Industry 4.0 is proving to be much, much more than just new technology. It's creating new manufacturing industries and new manufacturing processes. This impact is accelerating and changing manufacturing on a far greater scale than all the new technology put together. This impact is already being seen in the following areas:
- Additive Manufacturing
Additive manufacturing creates products by adding materials layer by layer, typically using an extrusion process. Under the guidance of ever more sophisticated computer controls and 3D models, additive manufacturing is more precise and reliable, and it supports a far greater range of materials, to the point where additive manufacturing is now becoming a full-fledged manufacturing industry, producing a wide range of parts and products much faster and cheaper than ever thought possible. Many automobile and aerospace companies are already taking advantage of additive manufacturing.
- Artificial Intelligence (AI)
While we're nowhere near getting artificial general intelligence, we do have AI applications crunching enormous amounts of data in real-time. Describing what happened and why it happened, predicting what is going to happen in the future, and prescribing what can and should be done to avoid the bad things and enhance the good things. AI is showing up everywhere in manufacturing right down to the machine level, making everything, and everyone, more intelligent. With machine learning and data analytic capabilities, AI provides manufacturing teams with greater insight to help improve manufacturing processes and operational efficiency.
- Augmented Reality (AR)/Virtual Reality (VR)
AR/VR is transforming manufacturing. Whether it's training, changeovers, troubleshooting, routine maintenance, emergency repairs, remote operations, or a whole lot more, AR/VR is now the tool of choice. For example, to help gain hands-on experience and mitigate safety risks, industrial teams can use AR/VR-based simulation devices and software to get practical experience on how to operate equipment or perform processes in a controlled environment. And now AR/VR is being extended beyond sight to include sound and touch, with ongoing research to extend that to smell and even taste.
- Mobile Computing
For manufacturing, the days of computer terminals on the shop floor are long gone. "There's an app for that" is just as true in manufacturing as it is in the rest of the world. Smartphones, pads, and tablets are ubiquitous on the shop floor, allowing access to any application, data, analysis, or anything else, at any time to anyone who needs it.
- Digital Manufacturing
The days of paper on the shop floor are also long gone. Who knew this would be such a revolutionary concept? But the issue was never the paper. The issue was always the information on the paper that no one could ever find, no one ever looked at and no one ever did anything with — information that was very valuable, even vital, to running the plant. Digital manufacturing makes all that information available to the people who need it, when they need it, to do the things they need to do. With digital manufacturing, the ERP systems (IT) and automation and control system (OT) lines have converged, creating new and better ways of doing business — new capabilities and processes that reduce costs, empower teams, improve decision-making and serve customers in better ways across the enterprise.
- Cloud Computing
At its simplest, cloud computing is about having processing power and storing data in ways so it can be accessible to anyone, anywhere, anytime. This is such a critical concept in manufacturing because globalization is now part of every manufacturing company's value chain and distribution network, and exchanging data with both customers and suppliers is a daily requirement.
- Edge Computing
Edge computing is about providing computing power right where it's needed, easily and simply. Even as powerful as the cloud maybe, some applications need computing power and data access right there on the spot. This is especially true in manufacturing, where machine optimization, machine learning, and AI applications need to be right there, all the time, in real-time.

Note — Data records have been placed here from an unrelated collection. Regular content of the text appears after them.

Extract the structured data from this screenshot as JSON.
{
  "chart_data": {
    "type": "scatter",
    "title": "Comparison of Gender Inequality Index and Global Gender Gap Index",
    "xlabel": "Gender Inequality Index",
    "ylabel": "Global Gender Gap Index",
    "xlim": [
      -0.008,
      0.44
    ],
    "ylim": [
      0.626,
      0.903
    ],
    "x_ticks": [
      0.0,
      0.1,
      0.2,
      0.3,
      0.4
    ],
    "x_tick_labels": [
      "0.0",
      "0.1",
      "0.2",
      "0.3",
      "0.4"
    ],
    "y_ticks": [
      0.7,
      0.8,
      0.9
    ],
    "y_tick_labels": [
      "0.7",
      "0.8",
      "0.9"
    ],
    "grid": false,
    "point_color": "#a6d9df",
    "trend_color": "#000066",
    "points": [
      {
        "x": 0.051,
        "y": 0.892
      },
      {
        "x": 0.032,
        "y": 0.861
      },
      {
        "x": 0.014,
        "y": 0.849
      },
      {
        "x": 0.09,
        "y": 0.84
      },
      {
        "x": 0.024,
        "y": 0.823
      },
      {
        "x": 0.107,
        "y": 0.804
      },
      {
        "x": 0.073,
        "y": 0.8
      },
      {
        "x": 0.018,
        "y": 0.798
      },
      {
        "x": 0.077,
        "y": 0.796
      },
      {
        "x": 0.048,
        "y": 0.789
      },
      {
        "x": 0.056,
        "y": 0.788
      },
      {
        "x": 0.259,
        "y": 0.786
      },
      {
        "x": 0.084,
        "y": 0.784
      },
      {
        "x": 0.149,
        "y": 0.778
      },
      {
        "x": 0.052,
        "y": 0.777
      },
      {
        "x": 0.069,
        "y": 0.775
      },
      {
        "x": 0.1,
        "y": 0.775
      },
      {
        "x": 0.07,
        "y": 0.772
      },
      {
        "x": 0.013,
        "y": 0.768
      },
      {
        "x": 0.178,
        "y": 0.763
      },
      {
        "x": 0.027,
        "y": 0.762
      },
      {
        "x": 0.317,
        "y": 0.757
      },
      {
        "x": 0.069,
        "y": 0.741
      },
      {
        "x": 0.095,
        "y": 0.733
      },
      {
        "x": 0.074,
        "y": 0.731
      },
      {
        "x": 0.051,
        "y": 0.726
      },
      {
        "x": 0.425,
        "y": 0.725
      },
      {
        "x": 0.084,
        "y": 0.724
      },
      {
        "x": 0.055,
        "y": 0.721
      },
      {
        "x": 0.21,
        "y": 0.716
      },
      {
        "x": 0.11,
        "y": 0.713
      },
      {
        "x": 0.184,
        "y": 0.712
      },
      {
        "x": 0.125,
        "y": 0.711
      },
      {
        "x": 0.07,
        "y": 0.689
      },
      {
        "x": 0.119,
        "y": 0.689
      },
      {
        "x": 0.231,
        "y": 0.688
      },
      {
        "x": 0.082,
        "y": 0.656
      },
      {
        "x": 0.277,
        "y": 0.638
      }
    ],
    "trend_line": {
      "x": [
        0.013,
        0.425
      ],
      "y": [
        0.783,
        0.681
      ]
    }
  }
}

Blockchain was invented as the public transaction ledger of bitcoin. Blockchain can provide secure and verifiable records of transactions between multiple parties without the need for a central authority or server. While blockchain is in its infancy in manufacturing, the opportunities are almost endless to create a secure, yet simple and efficient, method of tracing transactions through multiple suppliers, manufacturers and customers.
- World-Class Maintenance
Maintenance of the equipment and machines in a smart factory becomes even more complex, and even more critical, as the smart machines become even more pervasive. With Industry 4.0, maintenance approaches can truly embrace the best practices of preventative, predictive, condition-based and reliability-centered maintenance, creating world-class maintenance solutions.
Yes, Industry 4.0 is already having a big impact on manufacturing. But it's more than just technology. It's about making fundamental changes in how manufacturing is done. There are new manufacturing industries and new manufacturing processes to go along with all the new technology. It's about doing new things, creating new products, and providing capabilities that didn't exist anywhere just a few years ago. And it's all having a big impact on manufacturing around the world, transforming manufacturing into an even greater economic powerhouse.